Luruskan Sejarah Peteng Keraton Kasepuhan

Luruskan Sejarah Peteng Keraton Kasepuhan
Pangeran Raja Hempi Raja Kaprabon FOTO: KHOIRUL ANWARUDIN RADAR CIREBON
0 Komentar

  
CIREBON – Konflik yang terjadi di Keraton Kasepuhan, menambah daftar panjang polemik yang terjadi di internal keluarga kerajaan kerajaan di Indonesia. Perebutan takhta kekuasaan, telah silih berganti mengisi lembaran sejarah bangsa indonesia.
Kisruh perebutan tahta Keraton Kasepuhan Cirebon kembali memanas. Rahardjo Djali yang merupakan keturunan Sultan Sepuh XI kembali mengusik kuasa kesultanan saat ini yang masih dipegang putra mahkota, PRA Luqman Zulkaedin.
Sebelumnya Rahardjo Djali juga menggegerkan publik usai menyatakan telah mengambil kekuasaan dari Sultan Sepuh XIV, Sultan Arief Natadiningrat.
Kekisruhan terkait perebutan takhta tersebut, kata sejarawan yang juga Sultan Kaprabonan Pangeran Raja Hempi Raja Kaprabon bukan sesuatu yang baru. Bahkan, dirinya menyebut situasi yang terjadi saat ini merupakan hal yang wajar.
“Sebelumnya, saat Sultan Arief dinobatkan sebagai putra mahkota, tahun 2001 masalah seperti ini juga mencuat. Banyak pihak yang merasa bahwa Sultan Arief bukan sosok yang tepat,” ungkapnya kepada Radar Cirebon.
Kisruh yang membayangi takhta Keraton Kasepuhan pasca mangkatnya Sultan Sepuh XIV, Sultan Arief Natadiningrat bukan hal baru. Hal tersebut katanya, memaksa semua pihak untuk membuka sejarah gelap yang pernah terjadi di kesultanan Cirebon.
Sejarah gelap atau orang Cirebon menyebutnya sejarah peteng memang selalu mencuat dalam pergantian kekuasaan dari satu sultan ke sultan penerusnya. Sejarah peteng diawali dari terbunuhnya Sultan Sepuh V Pangeran Muhammad Syafiudin Matangaji pada 1786 oleh pemerintah kolonial Belanda.

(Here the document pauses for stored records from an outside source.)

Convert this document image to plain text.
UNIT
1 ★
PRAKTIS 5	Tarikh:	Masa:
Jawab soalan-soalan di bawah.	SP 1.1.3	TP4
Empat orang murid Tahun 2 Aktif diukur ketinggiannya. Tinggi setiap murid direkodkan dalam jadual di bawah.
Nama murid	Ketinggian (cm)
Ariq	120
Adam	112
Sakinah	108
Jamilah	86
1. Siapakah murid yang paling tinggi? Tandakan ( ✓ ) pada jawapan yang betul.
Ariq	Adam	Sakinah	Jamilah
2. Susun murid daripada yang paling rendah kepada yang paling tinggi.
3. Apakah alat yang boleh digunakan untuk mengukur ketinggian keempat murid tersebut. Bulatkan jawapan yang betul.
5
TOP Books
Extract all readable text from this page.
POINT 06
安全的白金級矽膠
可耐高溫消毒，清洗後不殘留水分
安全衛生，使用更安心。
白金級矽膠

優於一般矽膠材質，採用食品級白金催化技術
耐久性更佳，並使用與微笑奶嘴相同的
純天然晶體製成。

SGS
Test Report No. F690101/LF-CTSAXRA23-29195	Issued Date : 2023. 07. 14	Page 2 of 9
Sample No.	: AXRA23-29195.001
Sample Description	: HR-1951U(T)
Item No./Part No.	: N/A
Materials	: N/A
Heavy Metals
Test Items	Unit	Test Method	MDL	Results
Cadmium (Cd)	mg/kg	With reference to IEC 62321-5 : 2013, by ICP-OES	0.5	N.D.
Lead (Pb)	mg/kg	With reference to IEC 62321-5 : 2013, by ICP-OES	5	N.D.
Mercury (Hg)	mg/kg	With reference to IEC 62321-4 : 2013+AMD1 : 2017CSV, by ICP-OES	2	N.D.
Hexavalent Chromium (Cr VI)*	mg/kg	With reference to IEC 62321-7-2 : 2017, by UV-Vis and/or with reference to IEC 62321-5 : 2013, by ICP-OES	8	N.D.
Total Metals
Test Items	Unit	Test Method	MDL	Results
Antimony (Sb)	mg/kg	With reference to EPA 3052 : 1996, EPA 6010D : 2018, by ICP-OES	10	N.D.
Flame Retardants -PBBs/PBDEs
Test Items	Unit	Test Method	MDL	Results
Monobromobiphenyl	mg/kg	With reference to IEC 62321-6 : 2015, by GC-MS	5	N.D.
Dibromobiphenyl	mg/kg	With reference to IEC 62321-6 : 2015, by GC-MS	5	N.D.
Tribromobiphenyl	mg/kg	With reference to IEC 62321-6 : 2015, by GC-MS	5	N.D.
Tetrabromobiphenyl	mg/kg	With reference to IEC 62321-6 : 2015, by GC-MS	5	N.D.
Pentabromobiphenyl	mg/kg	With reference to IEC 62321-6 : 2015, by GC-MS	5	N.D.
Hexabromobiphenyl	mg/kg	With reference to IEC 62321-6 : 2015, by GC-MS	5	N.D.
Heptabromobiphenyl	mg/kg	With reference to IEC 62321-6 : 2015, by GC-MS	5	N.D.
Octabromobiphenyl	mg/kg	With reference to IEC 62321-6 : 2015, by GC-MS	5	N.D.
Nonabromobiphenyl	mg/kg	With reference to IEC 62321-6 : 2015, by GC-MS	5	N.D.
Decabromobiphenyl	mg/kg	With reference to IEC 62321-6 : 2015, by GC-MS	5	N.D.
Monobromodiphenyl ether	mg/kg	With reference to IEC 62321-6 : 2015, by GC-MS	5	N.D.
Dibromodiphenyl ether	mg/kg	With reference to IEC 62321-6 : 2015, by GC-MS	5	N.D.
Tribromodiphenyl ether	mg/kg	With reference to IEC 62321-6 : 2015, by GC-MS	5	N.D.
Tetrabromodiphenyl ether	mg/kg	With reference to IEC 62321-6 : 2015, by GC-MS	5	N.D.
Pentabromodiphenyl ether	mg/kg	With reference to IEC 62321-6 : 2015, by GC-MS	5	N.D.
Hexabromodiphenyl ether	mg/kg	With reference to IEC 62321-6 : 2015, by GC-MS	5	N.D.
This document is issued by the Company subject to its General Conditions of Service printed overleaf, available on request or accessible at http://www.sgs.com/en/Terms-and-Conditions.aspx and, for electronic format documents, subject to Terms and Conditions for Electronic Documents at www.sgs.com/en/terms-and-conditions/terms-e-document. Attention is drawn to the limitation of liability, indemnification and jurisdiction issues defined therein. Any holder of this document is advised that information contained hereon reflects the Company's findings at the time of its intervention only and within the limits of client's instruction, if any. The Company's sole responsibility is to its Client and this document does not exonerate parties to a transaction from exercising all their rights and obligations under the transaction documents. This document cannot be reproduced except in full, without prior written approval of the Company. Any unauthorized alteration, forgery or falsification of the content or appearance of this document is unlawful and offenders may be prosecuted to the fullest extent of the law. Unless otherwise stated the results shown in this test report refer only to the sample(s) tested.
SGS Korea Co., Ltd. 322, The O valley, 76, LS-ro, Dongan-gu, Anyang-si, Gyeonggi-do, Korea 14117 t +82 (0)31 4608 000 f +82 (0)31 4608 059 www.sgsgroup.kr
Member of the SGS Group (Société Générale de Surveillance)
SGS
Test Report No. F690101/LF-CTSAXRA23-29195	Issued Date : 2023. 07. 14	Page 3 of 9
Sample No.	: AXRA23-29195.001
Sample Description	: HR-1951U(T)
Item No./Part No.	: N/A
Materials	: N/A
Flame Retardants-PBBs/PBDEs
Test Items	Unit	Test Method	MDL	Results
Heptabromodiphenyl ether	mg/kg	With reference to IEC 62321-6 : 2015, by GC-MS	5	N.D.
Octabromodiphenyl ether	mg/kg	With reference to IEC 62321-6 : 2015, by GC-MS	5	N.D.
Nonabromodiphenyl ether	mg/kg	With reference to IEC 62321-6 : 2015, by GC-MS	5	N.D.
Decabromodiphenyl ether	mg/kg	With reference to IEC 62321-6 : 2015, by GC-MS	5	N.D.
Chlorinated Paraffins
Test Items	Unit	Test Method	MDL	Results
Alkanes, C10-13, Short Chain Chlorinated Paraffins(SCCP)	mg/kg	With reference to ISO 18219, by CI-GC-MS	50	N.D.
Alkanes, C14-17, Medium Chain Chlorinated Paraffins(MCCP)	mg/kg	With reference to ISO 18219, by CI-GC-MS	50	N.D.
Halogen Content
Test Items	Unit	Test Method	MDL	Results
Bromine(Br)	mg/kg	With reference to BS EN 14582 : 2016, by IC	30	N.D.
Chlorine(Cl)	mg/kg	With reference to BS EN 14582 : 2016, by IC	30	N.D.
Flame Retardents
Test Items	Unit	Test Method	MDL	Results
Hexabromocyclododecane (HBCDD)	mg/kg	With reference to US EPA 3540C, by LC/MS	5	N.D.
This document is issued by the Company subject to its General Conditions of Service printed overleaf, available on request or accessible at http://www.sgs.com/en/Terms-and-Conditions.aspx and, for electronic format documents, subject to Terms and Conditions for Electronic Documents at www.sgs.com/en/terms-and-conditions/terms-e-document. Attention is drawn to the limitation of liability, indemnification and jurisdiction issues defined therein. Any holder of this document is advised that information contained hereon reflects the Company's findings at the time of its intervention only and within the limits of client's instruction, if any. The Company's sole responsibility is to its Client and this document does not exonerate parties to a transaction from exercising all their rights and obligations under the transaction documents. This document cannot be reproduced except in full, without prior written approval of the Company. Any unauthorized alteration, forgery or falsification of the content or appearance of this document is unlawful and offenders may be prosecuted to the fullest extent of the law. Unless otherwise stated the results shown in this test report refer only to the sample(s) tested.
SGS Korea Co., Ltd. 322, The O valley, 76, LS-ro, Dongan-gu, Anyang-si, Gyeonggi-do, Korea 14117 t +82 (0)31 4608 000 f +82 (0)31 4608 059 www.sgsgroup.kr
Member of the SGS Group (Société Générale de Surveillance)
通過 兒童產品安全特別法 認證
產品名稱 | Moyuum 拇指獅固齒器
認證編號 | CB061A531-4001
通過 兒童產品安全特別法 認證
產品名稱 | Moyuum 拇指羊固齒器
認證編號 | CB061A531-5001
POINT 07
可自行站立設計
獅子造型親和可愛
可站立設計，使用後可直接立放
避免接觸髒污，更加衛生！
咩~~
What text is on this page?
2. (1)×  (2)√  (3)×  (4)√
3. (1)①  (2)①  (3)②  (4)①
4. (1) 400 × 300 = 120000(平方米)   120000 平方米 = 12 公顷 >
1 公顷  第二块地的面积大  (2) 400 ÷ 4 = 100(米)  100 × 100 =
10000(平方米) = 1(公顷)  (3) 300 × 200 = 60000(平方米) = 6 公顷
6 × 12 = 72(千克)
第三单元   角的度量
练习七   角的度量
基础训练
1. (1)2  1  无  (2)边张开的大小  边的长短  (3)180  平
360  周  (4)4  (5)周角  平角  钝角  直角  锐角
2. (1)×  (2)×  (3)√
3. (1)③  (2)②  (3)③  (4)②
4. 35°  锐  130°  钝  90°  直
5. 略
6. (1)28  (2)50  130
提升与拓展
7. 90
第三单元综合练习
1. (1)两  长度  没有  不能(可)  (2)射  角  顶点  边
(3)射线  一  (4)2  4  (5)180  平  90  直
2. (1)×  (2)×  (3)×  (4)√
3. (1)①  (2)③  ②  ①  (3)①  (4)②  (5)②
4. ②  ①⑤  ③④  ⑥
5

Setelah Sultan Sepuh V wafat, Ki Muda atau Sultan Hasanudin yang bukan trah Sunan Gunung Jati dilantik menjadi Sultan Sepuh VI oleh Pemerintah Belanda. Pasca mangkatnya Sultan Matangaji, seharusnya posisi tersebut diserahkan kepada adik Sultan Matangaji, yakni Pangeran Suryanegara.
Dari situ dianggap ada pelanggaran. Namun hal tersebut bisa dimaklumi. Mengingat saat itu secara politik kekuasaan berada di tangan pemerintahan Belanda melalui VOC-nya.
“Sultan Sepuh VI diangkat bukan atas dasar trah atau nasab yang berasal dari keturunan Sunan Gunung Jati. Tapi ia abdi dalem dan saudara istri selir Sultan Sepuh IV yang berasal dari Talaga, Majalengka,” ungkapnya.